Georgia's ex-president Eduard Shevardnadze is threatened with an arrest, believes NG. This was confirmed by Irakly Okruashvili, the republic's prosecutor-general, who said bluntly that he "does not rule out" such a possibility. This likelihood was mentioned by the head of the Georgian prosecutor-general's office after men of the Interior Ministry's Spetsnaz unit quietly and competently detained, in the building of Georgia's State Chancellery, former transport and communications minister Merab Adeishvili, one of Shevardnadze's favourites.

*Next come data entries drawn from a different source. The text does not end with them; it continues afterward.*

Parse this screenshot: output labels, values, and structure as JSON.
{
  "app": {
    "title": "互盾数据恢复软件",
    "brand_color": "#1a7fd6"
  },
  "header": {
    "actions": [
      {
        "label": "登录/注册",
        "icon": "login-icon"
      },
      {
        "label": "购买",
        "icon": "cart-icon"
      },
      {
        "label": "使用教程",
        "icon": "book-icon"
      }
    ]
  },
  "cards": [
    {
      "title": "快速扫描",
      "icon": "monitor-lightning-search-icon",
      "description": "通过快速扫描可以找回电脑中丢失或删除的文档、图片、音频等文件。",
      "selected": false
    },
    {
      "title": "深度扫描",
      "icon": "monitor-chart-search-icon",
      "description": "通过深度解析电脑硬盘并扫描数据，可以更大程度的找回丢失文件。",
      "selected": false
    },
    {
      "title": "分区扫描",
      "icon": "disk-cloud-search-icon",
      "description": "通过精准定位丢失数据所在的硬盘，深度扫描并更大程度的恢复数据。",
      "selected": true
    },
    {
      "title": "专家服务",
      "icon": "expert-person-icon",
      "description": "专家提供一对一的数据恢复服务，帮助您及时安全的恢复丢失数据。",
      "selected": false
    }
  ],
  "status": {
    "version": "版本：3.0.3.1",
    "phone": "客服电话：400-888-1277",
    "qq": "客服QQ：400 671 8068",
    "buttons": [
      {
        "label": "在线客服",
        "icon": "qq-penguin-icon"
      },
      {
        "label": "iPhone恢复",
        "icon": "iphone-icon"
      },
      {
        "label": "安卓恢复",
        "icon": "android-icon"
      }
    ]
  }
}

The prosecutor, moreover, told journalists that "only the former president ranked above Merab Adeishvili". And added: "Any citizen will answer for his crimes under the law".
Some additional hint, NG says, was thrown in by Georgia's new president, Mikhail Saakashvili. Commenting on the arrest of the former minister Adeishvili, the head of state told a news briefing in Tbilisi: "Everyone fattening on the efforts of the people will be arrested, as I promised to the population of Georgia ... The operation we are conducting is unique in the Commonwealth of Independent States (CIS) and we are not going to desist."
Russian business, says Gazeta, is recommended to live according to the Lord's commandments. The World Russian Ecumenical Council, convened with the blessing of Patriarch of Moscow and All Russia Alexy II, adopted a code of moral principles and rules for the economy, resembling the ten divine commandments. Although the authors claim that the code is a joint product with the Russian Union of Industrialists and Entrepreneurs (RSPP), Delovaya Rossiya and Russia's OPORA, the prospect of living and working as God ordained surprised the businessmen. It also surprised, Gazeta notes, government officials. An enthusiastic team from the Russian Orthodox Church promised them too a new code of rules, despite the fact that Russia is a secular state. "The Church itself needs reforming, it is so rigid that it produces wild ideas," Gazeta was told at RSPP.
The code gives its interpretation of such phenomena as poverty and wealth, nationalisation and tax evasion, advertising and profits. The principal aim of the code, as Gazeta was told on the fringes of the council, is "to make business as much a public issue as possible: no one is going to try businessmen by the laws of the state, but the businessman himself will judge his own conscience".
One of the commandments warns businessmen: "Riches are not an end in themselves. They should serve to create a worthy life for the human being and the people." The needy will learn from the code how they should accept their position: "A poor man, on the other hand, ought to conduct himself properly, seek efficiency in labour, and advance his professional standards in order to get out of his straitened circumstances".
The paper quotes the opinion of Ivan Gorlov, Corresponding Member of the Russian Academy of Agricultural Sciences, about the diet and eating habits of the average Russian. Some of the details he gave are as follows:
"A person, according to medical norms, needs 81 kilos of meat a year, while the Russian has only 44 kilos, with over half of it imported. Milk consumption should be 392 litres, while the actual figure is 230 litres. Hence the body has a protein deficit of 40 per cent and a vitamin shortage of up to 40 per cent. In Russia, healthy people make up not more than 20 per cent. No wonder that out of 10,000 newly born babies 20 to 22 die. This compares with just 3 to 4 in the industrialized countries.
"The average Russian of working age now consumes 2,500 calories daily, while in 1990 it was 3,500, i.e., over these years we have 'caught up' with the most backward nations. Yet nutrition relates directly to the life span. Unsurprisingly, Russian males are placed 135th in the world in respect of this index, and females, 100th."